Marketing has gone through a sea change over the past couple decades. And if your strategy hasn’t transitioned as well, you’re probably noticing the repercussions:
- Your pool of prospects has dried up
- You’re experiencing greater client churn
- Your business has reduced market share and is less competitive
From the most established companies to entrepreneurs founding startups across the country, there is a basic understanding that getting prospects attention and keeping your existing clients engaged requires a significant investment in marketing. Regardless of the changes in technology, companies need to ensure their approach to marketing is efficient and responsive to their clients’ and prospects’ needs and behavior.

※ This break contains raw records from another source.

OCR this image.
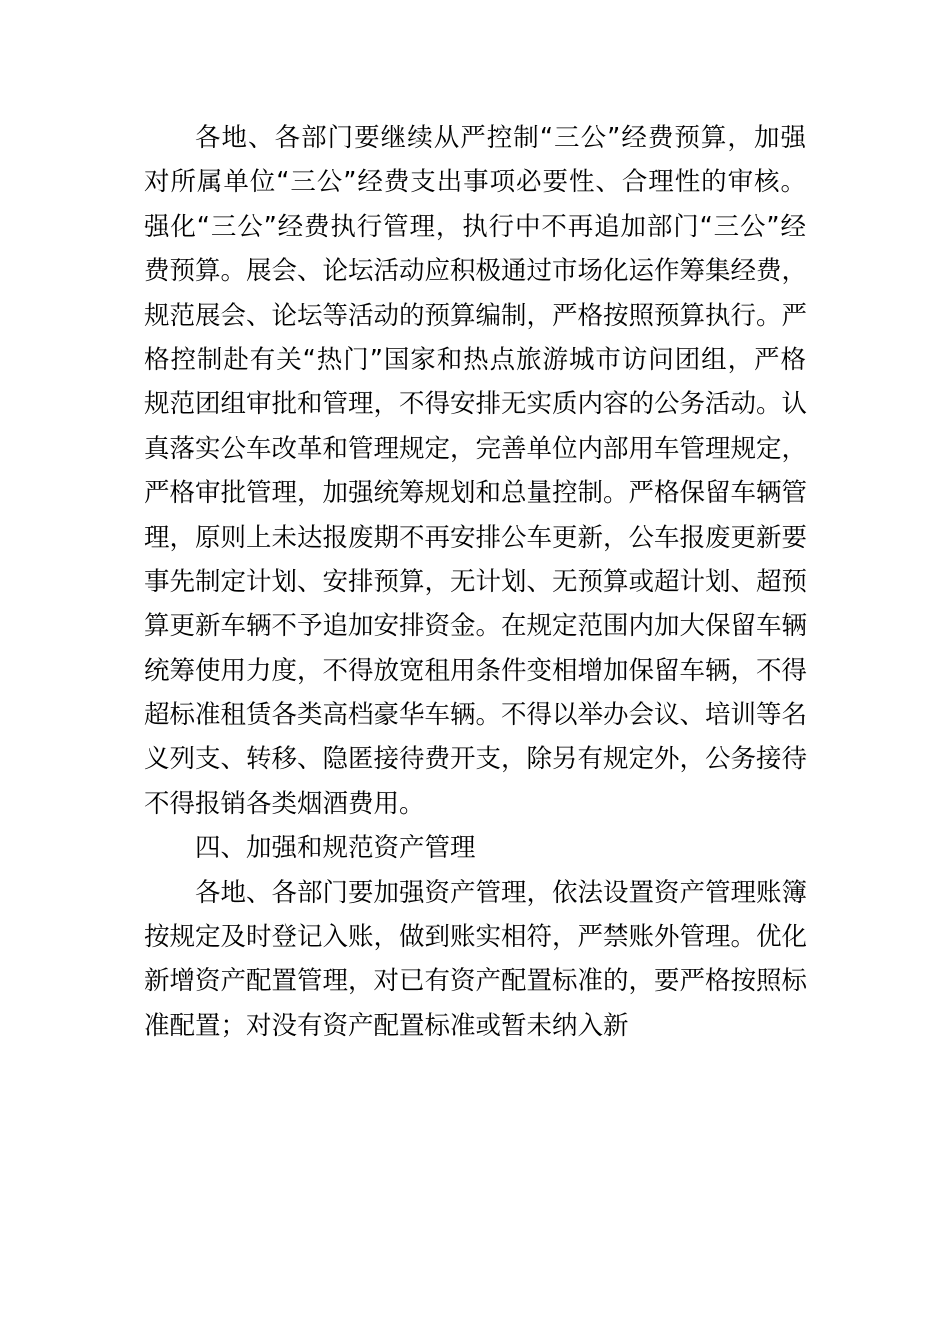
各地、各部门要继续从严控制“三公”经费预算，加强
对所属单位“三公”经费支出事项必要性、合理性的审核。
强化“三公”经费执行管理，执行中不再追加部门“三公”经
费预算。展会、论坛活动应积极通过市场化运作筹集经费，
规范展会、论坛等活动的预算编制，严格按照预算执行。严
格控制赴有关“热门”国家和热点旅游城市访问团组，严格
规范团组审批和管理，不得安排无实质内容的公务活动。认
真落实公车改革和管理规定，完善单位内部用车管理规定，
严格审批管理，加强统筹规划和总量控制。严格保留车辆管
理，原则上未达报废期不再安排公车更新，公车报废更新要
事先制定计划、安排预算，无计划、无预算或超计划、超预
算更新车辆不予追加安排资金。在规定范围内加大保留车辆
统筹使用力度，不得放宽租用条件变相增加保留车辆，不得
超标准租赁各类高档豪华车辆。不得以举办会议、培训等名
义列支、转移、隐匿接待费开支，除另有规定外，公务接待
不得报销各类烟酒费用。
四、加强和规范资产管理
各地、各部门要加强资产管理，依法设置资产管理账簿
按规定及时登记入账，做到账实相符，严禁账外管理。优化
新增资产配置管理，对已有资产配置标准的，要严格按照标
准配置；对没有资产配置标准或暂未纳入新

At the same time, it would be a bit shortsighted to ignore the role of digital tools in the way companies connect and interact with their clients. Online resources have spawned a multitude of channels that businesses can use to engage prospects, provide in-depth information, and improve brand awareness.

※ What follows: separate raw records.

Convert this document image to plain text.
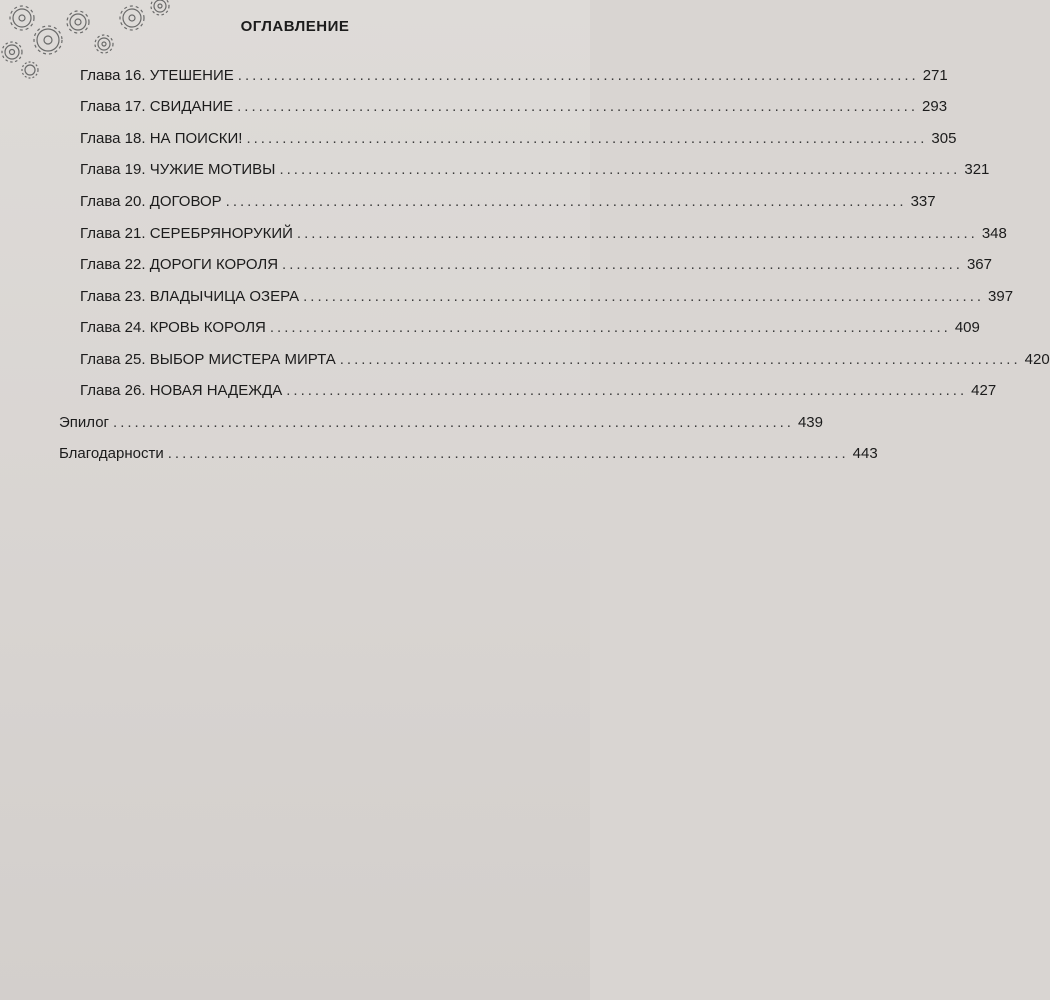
ОГЛАВЛЕНИЕ
Глава 16. УТЕШЕНИЕ ............................................................................................... 271
Глава 17. СВИДАНИЕ ............................................................................................... 293
Глава 18. НА ПОИСКИ! ............................................................................................... 305
Глава 19. ЧУЖИЕ МОТИВЫ ............................................................................................... 321
Глава 20. ДОГОВОР ............................................................................................... 337
Глава 21. СЕРЕБРЯНОРУКИЙ ............................................................................................... 348
Глава 22. ДОРОГИ КОРОЛЯ ............................................................................................... 367
Глава 23. ВЛАДЫЧИЦА ОЗЕРА ............................................................................................... 397
Глава 24. КРОВЬ КОРОЛЯ ............................................................................................... 409
Глава 25. ВЫБОР МИСТЕРА МИРТА ............................................................................................... 420
Глава 26. НОВАЯ НАДЕЖДА ............................................................................................... 427
Эпилог ............................................................................................... 439
Благодарности ............................................................................................... 443
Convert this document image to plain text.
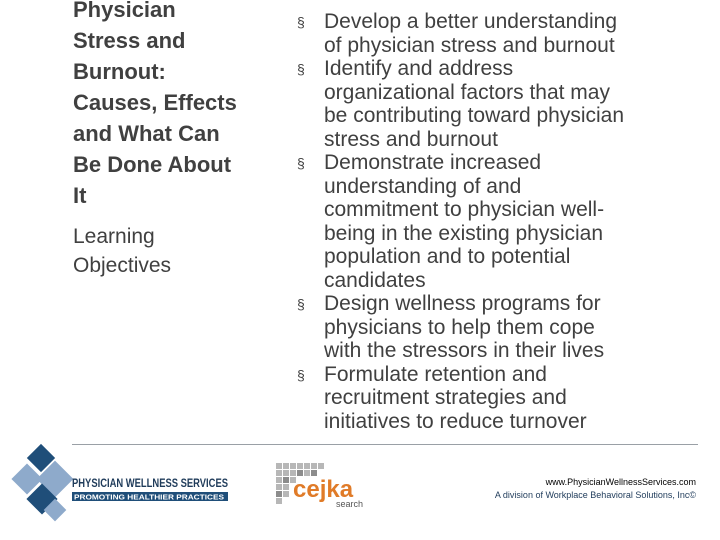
Physician
Stress and
Burnout:
Causes, Effects
and What Can
Be Done About
It
Learning
Objectives
§ Develop a better understanding
of physician stress and burnout
§ Identify and address
organizational factors that may
be contributing toward physician
stress and burnout
§ Demonstrate increased
understanding of and
commitment to physician well-
being in the existing physician
population and to potential
candidates
§ Design wellness programs for
physicians to help them cope
with the stressors in their lives
§ Formulate retention and
recruitment strategies and
initiatives to reduce turnover
PHYSICIAN WELLNESS SERVICES
PROMOTING HEALTHIER PRACTICES	cejka
search
www.PhysicianWellnessServices.com
A division of Workplace Behavioral Solutions, Inc©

What’s one way to make the most of the Web?
Without question, content marketing has been an emergent force for companies to take advantage of and deliver information to clients and prospects on varying scales. Yet, much like any marketing effort, you must be able to first clearly outline its goals and mission. Businesses need to think about content marketing in the same way publishers think about delivering publications to their targeted customers. They focus on a sustained goal – one that doesn’t necessarily change with every budgetary quarter of the year. This establishes a firm brand impression and greater depth of knowledge that clients can consistently refer to. Think about the way American Express has created the Open Forum that provides guidance and information for small-business owners. Instead of simply offering clients extended and wordy advertisements, quality content allows businesses to develop a mission-driven brand.
To this end, it’s important for business leaders to use online content to sustain the interest of prospects and clients. Yet, because the Internet has become so crowded with voices trying to grab the attention of consumers and clients from every corner of the World Wide Web, it’s far more important for businesses to maintain a connection instead of going for a momentary glance. Video content is a particularly useful resource that you can integrate into your content management strategy, whether it’s on your organization’s homepage, a social networking site or YouTube.
Don’t Be too Heavy-handed
Oftentimes it’s worthwhile to understand what hasn’t worked for others, so that you can cross it off your list. For instance, recent research released by KoMarketing Associates looked into the effectiveness of certain elements that business-to-business vendors put on their websites. One of the most counterproductive aspects – in terms of holding the attention of potential and existing clients – is video that plays automatically once a user visits the website. This tends to annoy and interrupt the online experience, and often results in consumers abandoning the page. Instead, let clients have more control over what they view and give them time to explore your content, as this can produce more qualified leads.
Don’t Limit Yourself
While there are a multitude of content marketing strategies, even video allows for a lot of room for creative expression. Depending on your goal, different kinds of video will be more effective than others. For example, if you’re a service provider, video client testimonials can provide value to your content marketing efforts. Because visuals can instill higher levels of emotion and engagement than other kinds of content, as Business 2 Community suggested, you should ensure the focus of your video plays to your clients’ wants and needs. How-to videos are another option that companies rely on to establish themselves as a dependable resource in a given industry.